Monday, January 23, 2012

The Future of Energy


This will be the third and final blog I will be writing on the book The Quest by Daniel Yergin.  Below I will discuss the future of energy, including renewable energy.  One form of renewable energy is the conversion of plants that we grow to ethanol that can be used to turn the engines of most types of vehicles and airplanes.  Another is to convert the sun, wind, and movement of water to electricity.

At present, almost every renewable energy has a problem competing with hydrocarbons economically when the cost of pollution is not included.  To generate electricity, nuclear fuel, coal and natural gas are cheaper than renewable sources unless tax incentives are in place.  However, with oil now above $100 per barrel fairly consistently, we are not far from the point where sugarcane based ethanol is competitive with gasoline all the time.

Biofuel is the broad name for the creation of something that will replace gasoline.  Sugarcane is the most efficient source of biofuel because everything else must be converted to sugar before it can be refined into ethanol. That is why the U.S. focus on using corn to convert to High Fructose Corn Syrup and then into ethanol is not cost competitive with Brazilian sugarcane.  However, Brazil does not have enough sugarcane for the world.  So there is room for others to move their agriculture in this direction.  Meanwhile, research is ongoing, looking into the potential ways algae, various forms of agricultural waste, and weeds that grow on marginal land could be converted to fuel so that more corn is available as food.

Electricity is the holy grail of clean renewable energy and this is actually where the most of this book was directed.  Electric cars would be the cleanest for the environment, but there is a great need for further developments in the technology before they will receive wide consumer acceptance.

There are two basic facts about electricity beyond transportation.  The first is that we already use a lot of it and as the economy grows we will use more of it.  The second is that electricity demand varies according to the weather and time of day.

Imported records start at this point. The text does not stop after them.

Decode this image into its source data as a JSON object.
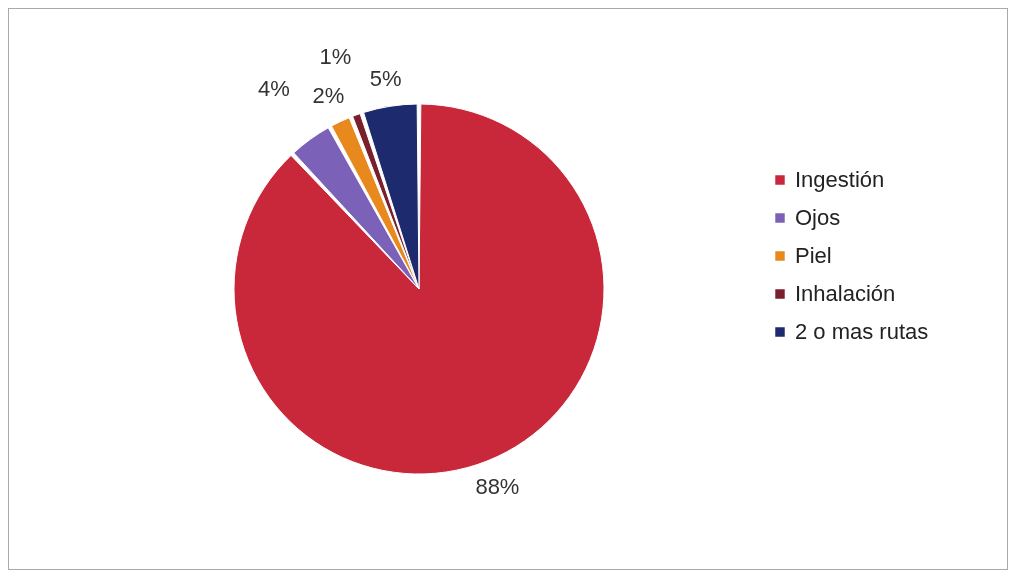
{
  "chart_data": {
    "type": "pie",
    "categories": [
      "Ingestión",
      "Ojos",
      "Piel",
      "Inhalación",
      "2 o mas rutas"
    ],
    "values": [
      88,
      4,
      2,
      1,
      5
    ],
    "colors": [
      "#c8283a",
      "#7b62b8",
      "#e8891e",
      "#7a1f2c",
      "#1d2b6e"
    ],
    "value_labels": [
      "88%",
      "4%",
      "2%",
      "1%",
      "5%"
    ],
    "legend": "right"
  }
}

These facts mean that coal and natural gas will have to be used to generate electricity because renewable forms (other then hydro) need efficient storage batteries to be developed for when the sun or wind is not present. For the foreseeable future, all forms of sourcing electricity will have to be used to satisfy demand.

if there were a solution for nuclear waste, nuclear energy would be seen as an essential critical component by environmentalists.  In fact, despite this problem, nuclear energy was gaining momentum as a non-CO2 emission source of electricity until Japan suffered its recent Tsunami generated radiation release and all political momentum for more nuclear energy stalled out.

The other big issue for non-CO2 emitting energy is Not in my backyard ism (NIMBYism).  We dont have a solution for nuclear waste because Nevada residents dont want the nuclear waste buried in Yucca Mountain even though the desert offers the most stable environment for such storage.  We will never have enough hydro, wind or solar unless a massive number of locations are found for each.  Until there is a solution for NIMBYism, we will have to continue to burn coal and natural gas (generating CO2 emissions) to generate the electricity that the economy needs.

However, advances in technology are still likely outside the U.S.  Research is ongoing almost everywhere there is a critical mass of educated people. But the U.S. is lagging.  I was stunned to read in the book that in the U.S. spending on pure scientific research within corporations has been completely eliminated.  Now, the U.S. government, primarily through the Department of Defense and the Department of Energy, is responsible for funding all basic scientific research within the U.S.

The time line is simply too long for the private sector to fund renewable energy research without any current returns.  It took over 40 years to develop the scrubbers that remove SO2 from coal plants and prevent acid rain.  It took 15 years to figure out an economical way to get methane from coal beds.  In these times of difficult budgets, many people do not support government funding of this research but without it, the economic benefits of discovery will flow to other countries and leave the U.S. economy that much worse off.  Such spending created the Internet and the economic benefits have repaid the taxpayer many times over already.  It is not a large amount of money.  The total 2008 Research and Development budget was equal to two weeks spending on the War on Terror.

As I discussed in the 2nd posting, much of the rest of the world (other than the U.S.) is committed to finding economical forms of non-hydro carbon energy to address the issue of global warming and pollution.  In the case of China and India it is a necessity; because if they increase their standard of living based upon a hydrocarbon platform as the U.S. and Europe did, they will drive up the price of oil to levels that will both hold back their economic development and hasten the complete utilization of the global resource.  There is now an on-going global race to develop the technology that we need to have sufficient energy and reduce pollution.

In conclusion, we are not going to run out of oil or any other hydrocarbon in the next 100 years because rising prices will generate technological developments that increase supply and motivate conservation.  Technological progress will be made on global warming because the rest of the world wants such technology and even in the U.S., there are profits to be made from green activities.  A Cap and Trade Policy would hasten U.S. based Research and Development (with jobs remaining in the U.S.) but such progress will be developed somewhere in the world for use everywhere if the U.S. fails to innovate.  The U.S. will remain dependent on its current mix of electricity sources until technology improves and NIMBYism is overcome; progress will be made in small ways until there is a federal policy or when a renewable cost advantage emerges.